Jay swears that he didn't do anything wrong. The simple fact is that he waited until the last minute to drop plans with me. Weather it was for a girl, or a monkey he still had the worst timing.

Jay said he had to go pick up his girl from work to patch up a fight.

He said that when we would go hang out, things got too weird between us, that I was sending out "signals?"....what the fuck?

I'm not a fucking satellite or radio Antenna! If I were sending out signals they wouldn't even be received on his planet.

I don't speak his fucking language!.

He thinks that things are too weird for us to be friends. He says that he isn't attracted to his other friends the way he's attracted to me. Oh, give me a break! For Petes' sake! (Which reminds me, Pete won't talk to me now that he's got a real girlfriend.) Maybe I'm just pissed because this isn't the first time I have tried to keep guys as friends and it didn't work out. I'm tired of wasting my time. I should cut all my guy friends off while I'm still ahead.?

I try to think of any signals I would have sent in the past. The only thing I could think of were things that had happed in the past. When we would have first started hanging out again...How I had taken him out to dinner a few times. I take Heidi out to dinner twice a week. She doesn't feel like things are getting WEIRD!. She doesn't feel like I'm "broadcasting" a mating call in her direction....what the fuck is going on!

Signals?........

Was it the fact that he stole scrubs from the hospital for me? The foot rubs on the couch? Telephone converstaions? Or the fact that my parents don't hate him? Was it watching friends on tv together? The way I told him he looked more like Ross on friends than Ben Affleck, The long drives to absolutely no where listening to great music, While we never had a "make-out session", Was it the fact that he stuck by me through my dads' surgery, through one of the toughest times of my life? What kind of signals are flowing through his head right now, even if any of that stuff in the past meant anything to him, that was months ago!

I didn't ask him to a freaking wedding! It was a CONCERT!!!!!!!!

I'm so much happier when my guy friends don't stress about their relationships. I have plenty of guy friends who can handle girlfriends and friends...the boundaries between the two are not confusing at all...

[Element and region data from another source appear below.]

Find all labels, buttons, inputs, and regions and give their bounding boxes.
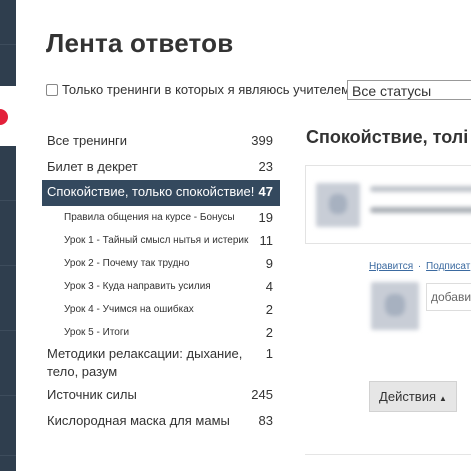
training-item[interactable]: Методики релаксации: дыхание, тело, разу… [42, 344, 280, 382]
actions-label: Действия [379, 389, 437, 404]
training-item-count: 245 [251, 387, 273, 402]
sidebar-divider [0, 265, 16, 266]
sidebar-divider [0, 455, 16, 456]
training-item[interactable]: Все тренинги 399 [42, 128, 280, 154]
teacher-filter-label: Только тренинги в которых я являюсь учит… [62, 82, 351, 97]
training-item-label: Урок 1 - Тайный смысл нытья и истерик [64, 235, 249, 246]
training-item[interactable]: Спокойствие, только спокойствие! 47 [42, 180, 280, 206]
reply-input[interactable]: добави [426, 283, 471, 311]
answer-card [305, 165, 471, 244]
training-item-count: 23 [258, 159, 273, 174]
status-select[interactable]: Все статусы [347, 80, 471, 100]
training-item-count: 1 [265, 346, 273, 361]
lesson-item[interactable]: Урок 3 - Куда направить усилия 4 [42, 275, 280, 298]
training-item-count: 399 [251, 133, 273, 148]
training-item-label: Урок 5 - Итоги [64, 327, 130, 338]
training-item-count: 11 [259, 233, 274, 248]
lesson-item[interactable]: Урок 2 - Почему так трудно 9 [42, 252, 280, 275]
lesson-item[interactable]: Правила общения на курсе - Бонусы 19 [42, 206, 280, 229]
sidebar-divider [0, 330, 16, 331]
training-item-count: 4 [265, 279, 273, 294]
training-item-count: 2 [265, 325, 273, 340]
comment-links: Нравится · Подписат [369, 261, 470, 272]
training-item-label: Все тренинги [47, 133, 128, 148]
link-separator: · [417, 261, 422, 272]
training-item-label: Методики релаксации: дыхание, тело, разу… [47, 346, 243, 379]
training-item[interactable]: Источник силы 245 [42, 382, 280, 408]
training-item-count: 2 [265, 302, 273, 317]
training-item-count: 83 [258, 413, 273, 428]
blurred-text [370, 186, 471, 192]
sidebar-divider [0, 395, 16, 396]
subscribe-link[interactable]: Подписат [426, 261, 470, 272]
training-item[interactable]: Билет в декрет 23 [42, 154, 280, 180]
training-item-label: Урок 4 - Учимся на ошибках [64, 304, 194, 315]
page-title: Лента ответов [46, 28, 234, 58]
training-item-label: Урок 2 - Почему так трудно [64, 258, 190, 269]
training-item-label: Правила общения на курсе - Бонусы [64, 212, 235, 223]
training-title: Спокойствие, толі [306, 127, 469, 147]
sidebar-divider [0, 200, 16, 201]
training-item-label: Спокойствие, только спокойствие! [47, 184, 255, 199]
training-item-count: 19 [258, 210, 273, 225]
caret-icon: ▲ [439, 394, 447, 403]
training-item-label: Кислородная маска для мамы [47, 413, 230, 428]
lesson-item[interactable]: Урок 1 - Тайный смысл нытья и истерик 11 [42, 229, 280, 252]
training-item-count: 9 [265, 256, 273, 271]
training-list: Все тренинги 399 Билет в декрет 23 Спокойств… [42, 128, 280, 434]
sidebar-divider [0, 44, 16, 45]
training-item-label: Билет в декрет [47, 159, 138, 174]
lesson-item[interactable]: Урок 4 - Учимся на ошибках 2 [42, 298, 280, 321]
comment-avatar [371, 282, 419, 330]
training-item-count: 47 [258, 184, 273, 199]
user-avatar [316, 183, 360, 227]
training-item-label: Урок 3 - Куда направить усилия [64, 281, 211, 292]
training-item[interactable]: Кислородная маска для мамы 83 [42, 408, 280, 434]
app-sidebar [0, 0, 16, 471]
divider [305, 454, 471, 455]
actions-button[interactable]: Действия ▲ [369, 381, 457, 412]
training-item-label: Источник силы [47, 387, 137, 402]
like-link[interactable]: Нравится [369, 261, 413, 272]
teacher-filter[interactable]: Только тренинги в которых я являюсь учит… [46, 82, 350, 97]
lesson-item[interactable]: Урок 5 - Итоги 2 [42, 321, 280, 344]
teacher-filter-checkbox[interactable] [46, 83, 58, 96]
blurred-name [370, 207, 471, 213]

This whole fight could have been prevented if he could deal with his own inner struggles to make everyone and everything make sense all of the time.....For crying out LOUD! I probably would cry out loud if I had something to cry about. I just feel like hitting some balls in the batting cage! I'm filled with so much rage...

I've got news for the world!!....

I don't send smoke signals or Morse code! I don't have a satellite hanging out of my forehead!

I don't speak a foreign language, and I don't send subliminal messages through my eye lashes!!

I can speak my mind, and deal with my own emotions without dragging anyone else down with me....

Here's my fucking signal!...even better, I will leave the world with a huge yellow sign, it says;

"YIELD!"

Don't try to figure me out, you will only cause yourself to feel unwanted frustration!